Chez nos voisins d’Italie, ce fut la Ristori qui remonta sur la scène, alors que personne ne s’attendait plus à la revoir. Ici, c’est un poète-musicien dont la personnalité fit grand bruit un moment et qui soudain, pour une bonne action, est sorti de l’oubli provincial dans lequel il paraît se complaire. Vous avez nommé M. Maurice Rollinat.
La Ristori ! Dans quelle brume se perdent déjà les rayonnements de sa gloire peut-être un peu surfaite jadis, mais en grande partie méritée ! Je relisais tout à l’heure quelques-uns des articles qui saluèrent sa première arrivée à Paris.
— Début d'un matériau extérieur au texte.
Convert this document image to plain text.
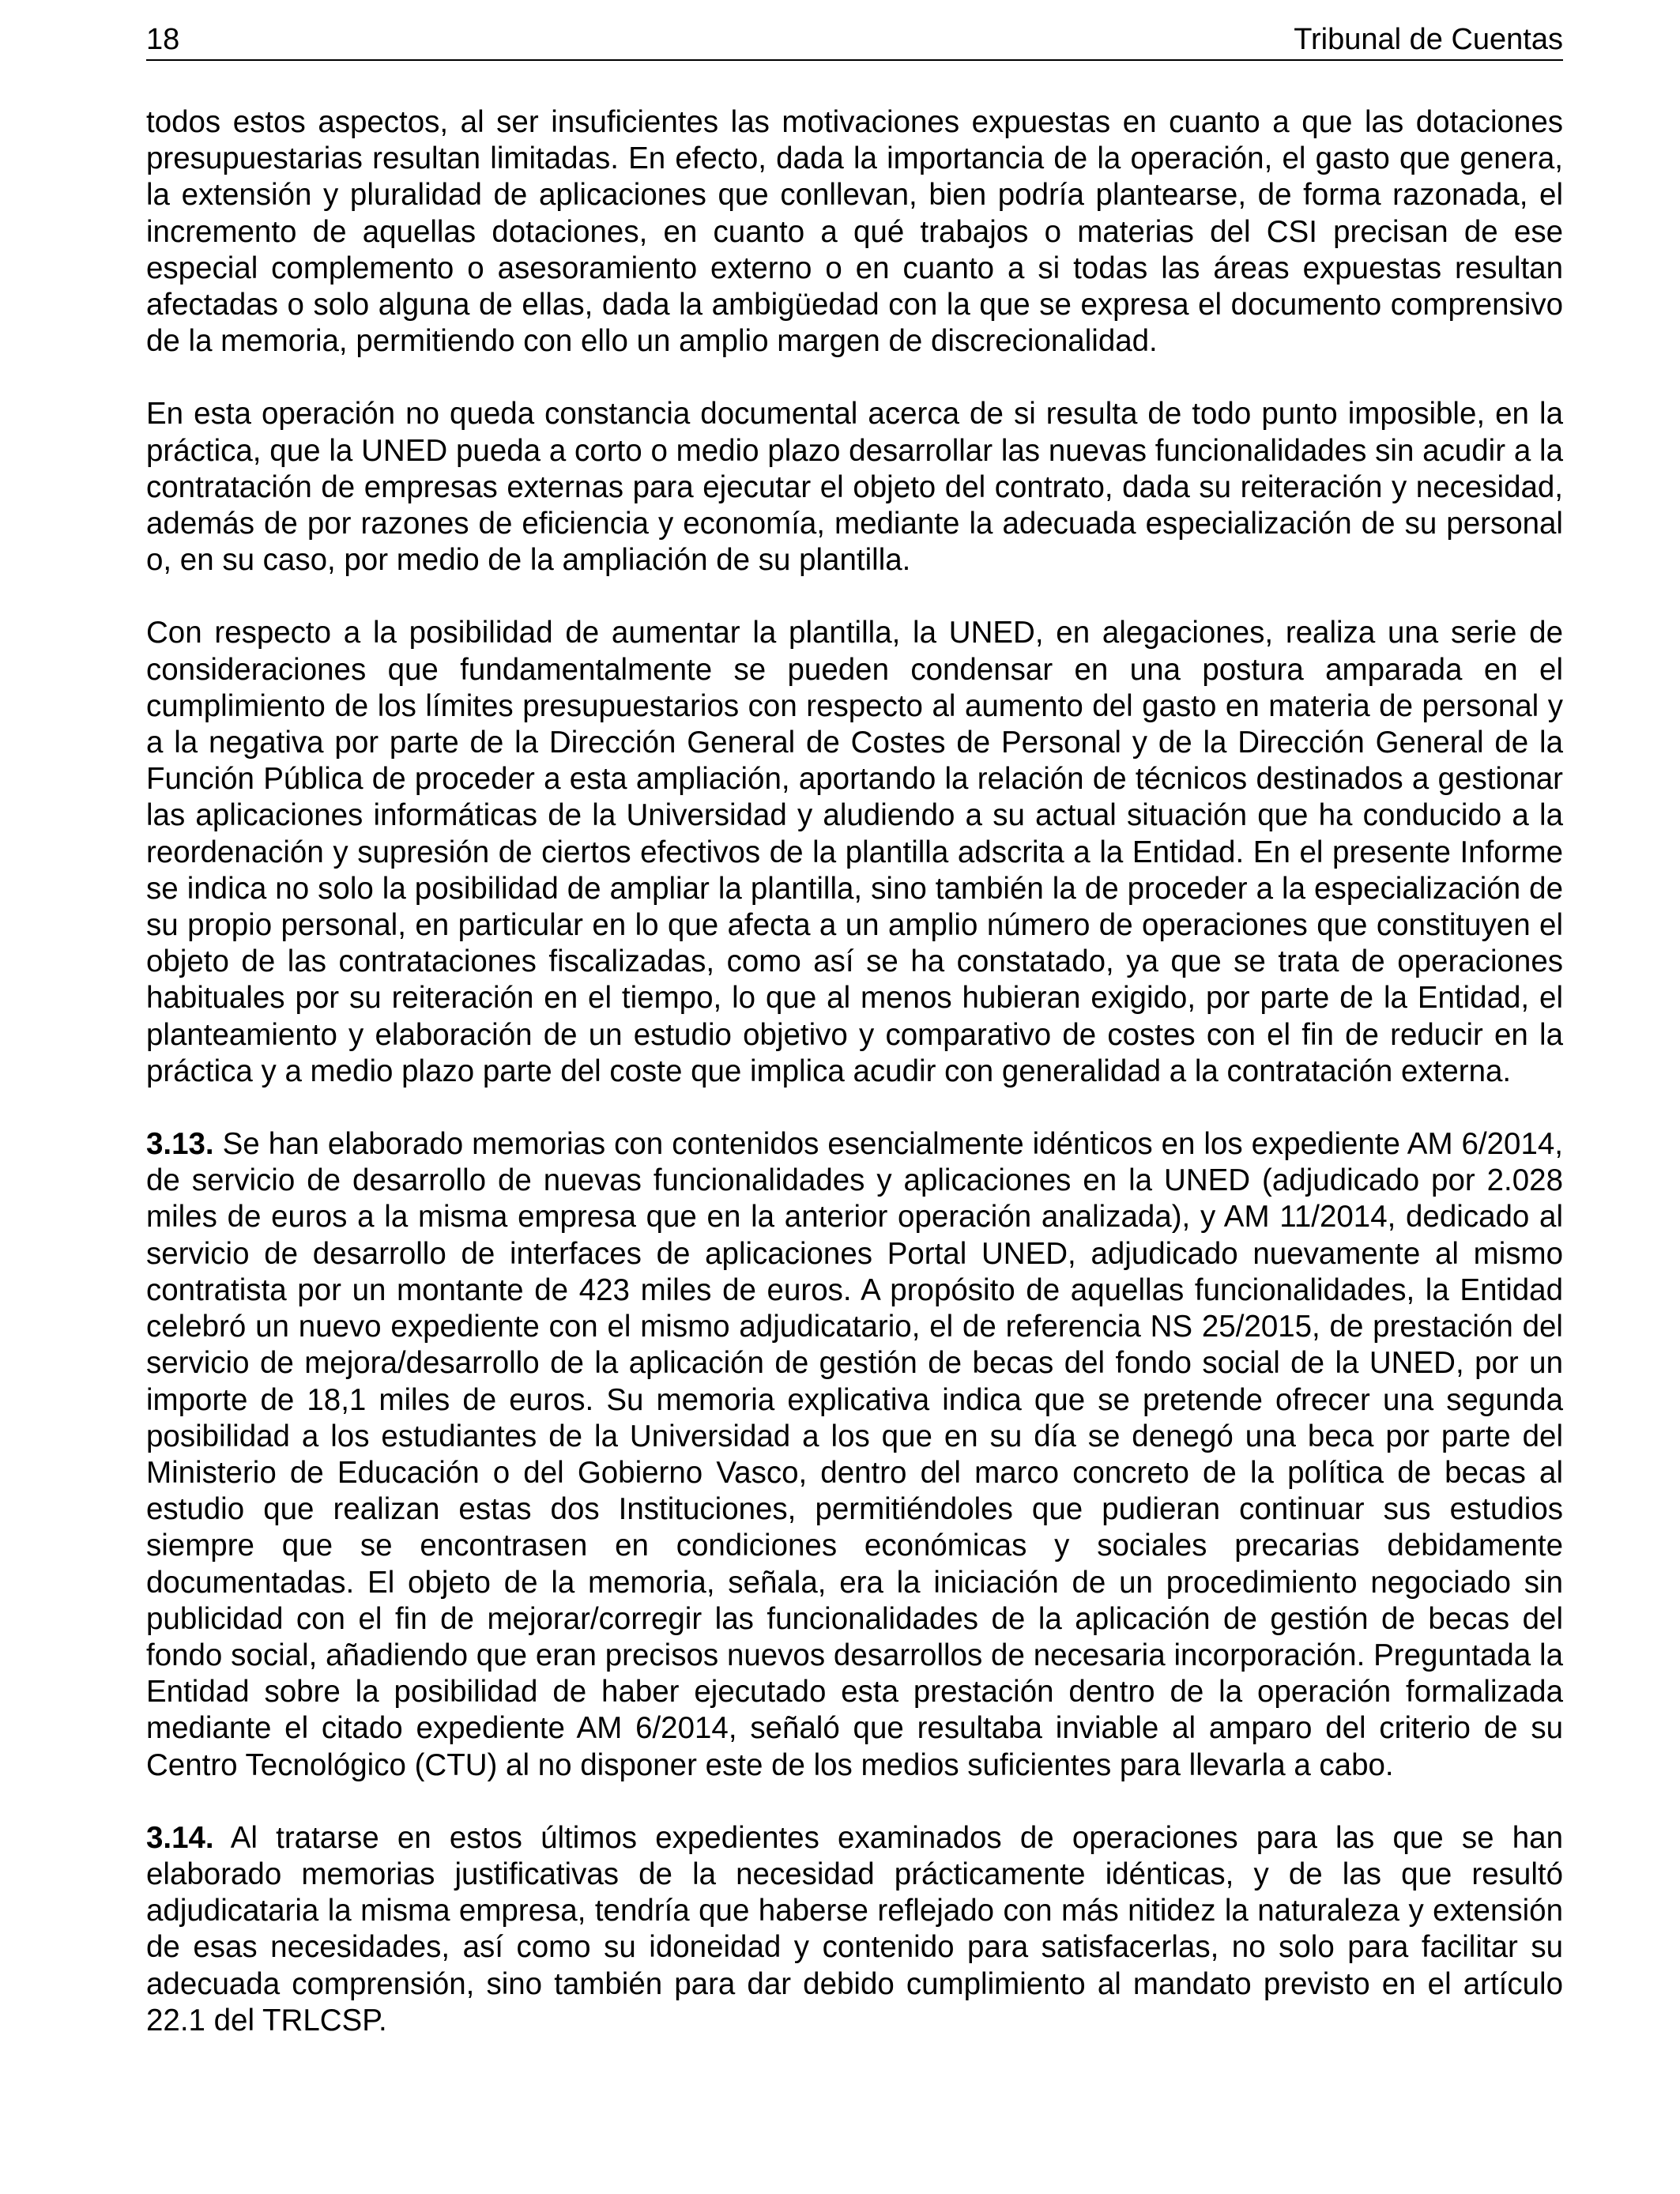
18	Tribunal de Cuentas

todos estos aspectos, al ser insuficientes las motivaciones expuestas en cuanto a que las dotaciones presupuestarias resultan limitadas. En efecto, dada la importancia de la operación, el gasto que genera, la extensión y pluralidad de aplicaciones que conllevan, bien podría plantearse, de forma razonada, el incremento de aquellas dotaciones, en cuanto a qué trabajos o materias del CSI precisan de ese especial complemento o asesoramiento externo o en cuanto a si todas las áreas expuestas resultan afectadas o solo alguna de ellas, dada la ambigüedad con la que se expresa el documento comprensivo de la memoria, permitiendo con ello un amplio margen de discrecionalidad.

En esta operación no queda constancia documental acerca de si resulta de todo punto imposible, en la práctica, que la UNED pueda a corto o medio plazo desarrollar las nuevas funcionalidades sin acudir a la contratación de empresas externas para ejecutar el objeto del contrato, dada su reiteración y necesidad, además de por razones de eficiencia y economía, mediante la adecuada especialización de su personal o, en su caso, por medio de la ampliación de su plantilla.

Con respecto a la posibilidad de aumentar la plantilla, la UNED, en alegaciones, realiza una serie de consideraciones que fundamentalmente se pueden condensar en una postura amparada en el cumplimiento de los límites presupuestarios con respecto al aumento del gasto en materia de personal y a la negativa por parte de la Dirección General de Costes de Personal y de la Dirección General de la Función Pública de proceder a esta ampliación, aportando la relación de técnicos destinados a gestionar las aplicaciones informáticas de la Universidad y aludiendo a su actual situación que ha conducido a la reordenación y supresión de ciertos efectivos de la plantilla adscrita a la Entidad. En el presente Informe se indica no solo la posibilidad de ampliar la plantilla, sino también la de proceder a la especialización de su propio personal, en particular en lo que afecta a un amplio número de operaciones que constituyen el objeto de las contrataciones fiscalizadas, como así se ha constatado, ya que se trata de operaciones habituales por su reiteración en el tiempo, lo que al menos hubieran exigido, por parte de la Entidad, el planteamiento y elaboración de un estudio objetivo y comparativo de costes con el fin de reducir en la práctica y a medio plazo parte del coste que implica acudir con generalidad a la contratación externa.

3.13. Se han elaborado memorias con contenidos esencialmente idénticos en los expediente AM 6/2014, de servicio de desarrollo de nuevas funcionalidades y aplicaciones en la UNED (adjudicado por 2.028 miles de euros a la misma empresa que en la anterior operación analizada), y AM 11/2014, dedicado al servicio de desarrollo de interfaces de aplicaciones Portal UNED, adjudicado nuevamente al mismo contratista por un montante de 423 miles de euros. A propósito de aquellas funcionalidades, la Entidad celebró un nuevo expediente con el mismo adjudicatario, el de referencia NS 25/2015, de prestación del servicio de mejora/desarrollo de la aplicación de gestión de becas del fondo social de la UNED, por un importe de 18,1 miles de euros. Su memoria explicativa indica que se pretende ofrecer una segunda posibilidad a los estudiantes de la Universidad a los que en su día se denegó una beca por parte del Ministerio de Educación o del Gobierno Vasco, dentro del marco concreto de la política de becas al estudio que realizan estas dos Instituciones, permitiéndoles que pudieran continuar sus estudios siempre que se encontrasen en condiciones económicas y sociales precarias debidamente documentadas. El objeto de la memoria, señala, era la iniciación de un procedimiento negociado sin publicidad con el fin de mejorar/corregir las funcionalidades de la aplicación de gestión de becas del fondo social, añadiendo que eran precisos nuevos desarrollos de necesaria incorporación. Preguntada la Entidad sobre la posibilidad de haber ejecutado esta prestación dentro de la operación formalizada mediante el citado expediente AM 6/2014, señaló que resultaba inviable al amparo del criterio de su Centro Tecnológico (CTU) al no disponer este de los medios suficientes para llevarla a cabo.

3.14. Al tratarse en estos últimos expedientes examinados de operaciones para las que se han elaborado memorias justificativas de la necesidad prácticamente idénticas, y de las que resultó adjudicataria la misma empresa, tendría que haberse reflejado con más nitidez la naturaleza y extensión de esas necesidades, así como su idoneidad y contenido para satisfacerlas, no solo para facilitar su adecuada comprensión, sino también para dar debido cumplimiento al mandato previsto en el artículo 22.1 del TRLCSP.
C’était à l’époque où le Théâtre-Italien, devenu aujourd’hui une succursale de la Banque de France, était le rendez-vous préféré de la très noble compagnie. Vous pensez quelle émotion se propagea dans ce monde, quand on annonça qu’une marquise authentique, Mme del Grillo, allait paraître sur les planches d’une scène française. Elle arrivait précédée par ce renom toujours un peu tapageur que les Italiens se plaisent à faire à leurs notabilités. Et certes elle avait de quoi justifier l’emballement que provoquèrent ses débuts chez nous.
Cet engouement parvint à son comble quand la Ristori interpréta Médée, œuvre d’un de nos compatriotes. Ce compatriote, c’était M. Legouvé, qui, je crois, est aujourd’hui le doyen de la littérature.
Combien les chiffres, en pareil cas, ont une éloquence mélancolique !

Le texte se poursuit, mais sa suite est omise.